Meet your new weeknight favorite: crispy lemon-garlic chicken thighs served over a silky whipped feta cauliflower mash. It’s the ultimate low-carb comfort food—golden, crackly skin, bright citrus, and a creamy, tangy mash that tastes like potatoes (without the carbs). Ready in about 35 minutes and perfect for keto or gluten-free lifestyles.

Ingredients

  • 4 bone-in, skin-on chicken thighs (about 2 lb / 900 g)
  • 1 medium head cauliflower, cut into florets
  • 3 oz (85 g) feta cheese, crumbled
  • 2–3 tbsp ghee, divided
  • 4 cloves garlic, minced (divided)
  • 1 lemon (zest + 2 tbsp juice)
  • 1 tsp paprika (optional)
  • 1/2 tsp garlic powder (optional)
  • Kosher salt and black pepper
  • Fresh parsley or oregano, for garnish

Instructions

  1. Preheat oven to 425°F (220°C). Pat chicken thighs very dry. Season generously with salt, pepper, lemon zest, garlic powder, and paprika (if using).
  2. Heat an oven-safe skillet over medium-high. Add 1–2 tbsp ghee; sear chicken thighs skin-side down 5–7 minutes until deep golden and crisp. Flip.
  3. Transfer skillet to the oven and roast 12–16 minutes, until the thickest part reaches 165°F (74°C). Rest 5 minutes off heat.
  4. Meanwhile, steam cauliflower florets until fork-tender (about 7–10 minutes). Drain well to remove excess moisture.
  5. In a food processor, blend cauliflower with feta, 1 tbsp ghee, a squeeze of lemon juice, 1 clove minced garlic (or roasted), salt, and pepper until smooth and fluffy. Adjust seasoning and lemon to taste.
  6. Spoon whipped feta cauli mash into bowls or plates. Top with crispy chicken thighs.
  7. Drizzle any pan juices over top and finish with fresh parsley or oregano and extra lemon if desired.

Keto Focus

Cauliflower mash replaces potatoes; high-fat ghee and feta boost satiety; skin-on chicken provides natural fats. This meal is grain-free, gluten-free, and low in net carbs—perfect for staying in ketosis without sacrificing comfort.

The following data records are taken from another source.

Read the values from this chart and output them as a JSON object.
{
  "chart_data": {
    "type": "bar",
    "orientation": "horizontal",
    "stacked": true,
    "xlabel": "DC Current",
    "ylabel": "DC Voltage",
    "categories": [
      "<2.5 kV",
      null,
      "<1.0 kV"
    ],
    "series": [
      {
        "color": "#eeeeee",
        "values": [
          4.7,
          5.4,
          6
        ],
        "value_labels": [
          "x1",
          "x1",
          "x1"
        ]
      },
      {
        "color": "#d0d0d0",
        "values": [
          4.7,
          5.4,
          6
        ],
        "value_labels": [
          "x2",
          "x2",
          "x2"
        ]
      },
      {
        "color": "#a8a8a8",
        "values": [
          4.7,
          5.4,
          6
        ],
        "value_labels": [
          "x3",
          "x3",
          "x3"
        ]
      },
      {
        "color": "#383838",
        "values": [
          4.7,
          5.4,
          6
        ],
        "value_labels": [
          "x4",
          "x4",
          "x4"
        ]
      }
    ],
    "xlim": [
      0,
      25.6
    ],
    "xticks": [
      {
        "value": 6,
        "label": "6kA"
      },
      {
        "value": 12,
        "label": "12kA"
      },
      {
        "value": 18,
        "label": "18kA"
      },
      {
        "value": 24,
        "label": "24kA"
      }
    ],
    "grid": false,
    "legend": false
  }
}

Nutrition Facts (per serving)

  • Calories: 490
  • Protein: 28g
  • Fat: 38g
  • Carbs: 9g
  • Fiber: 3g
  • Net Carbs: 6g

Tips & Variations

  • Use a cast-iron skillet for the crispiest skin and easy oven transfer.
  • Dairy-free swap: skip feta and blend cauliflower with olive oil and a pinch of nutritional yeast and lemon.
  • Extra-creamy mash: add 1–2 tbsp heavy cream or cream cheese.
  • Chicken swap: boneless thighs or breasts work—reduce oven time accordingly.
  • Make it ahead: refrigerate mash and chicken separately for up to 3 days; re-crisp chicken in a hot skillet or air fryer.
  • Halal-friendly: simply use halal-certified chicken and feta.

Serving Ideas

  • Pair with garlicky green beans, roasted broccoli, or a peppery arugula salad.
  • Add sautéed mushrooms or spinach to the pan before deglazing with lemon.
  • Finish with a quick pan sauce: splash of chicken stock and lemon, reduced in the skillet with the drippings.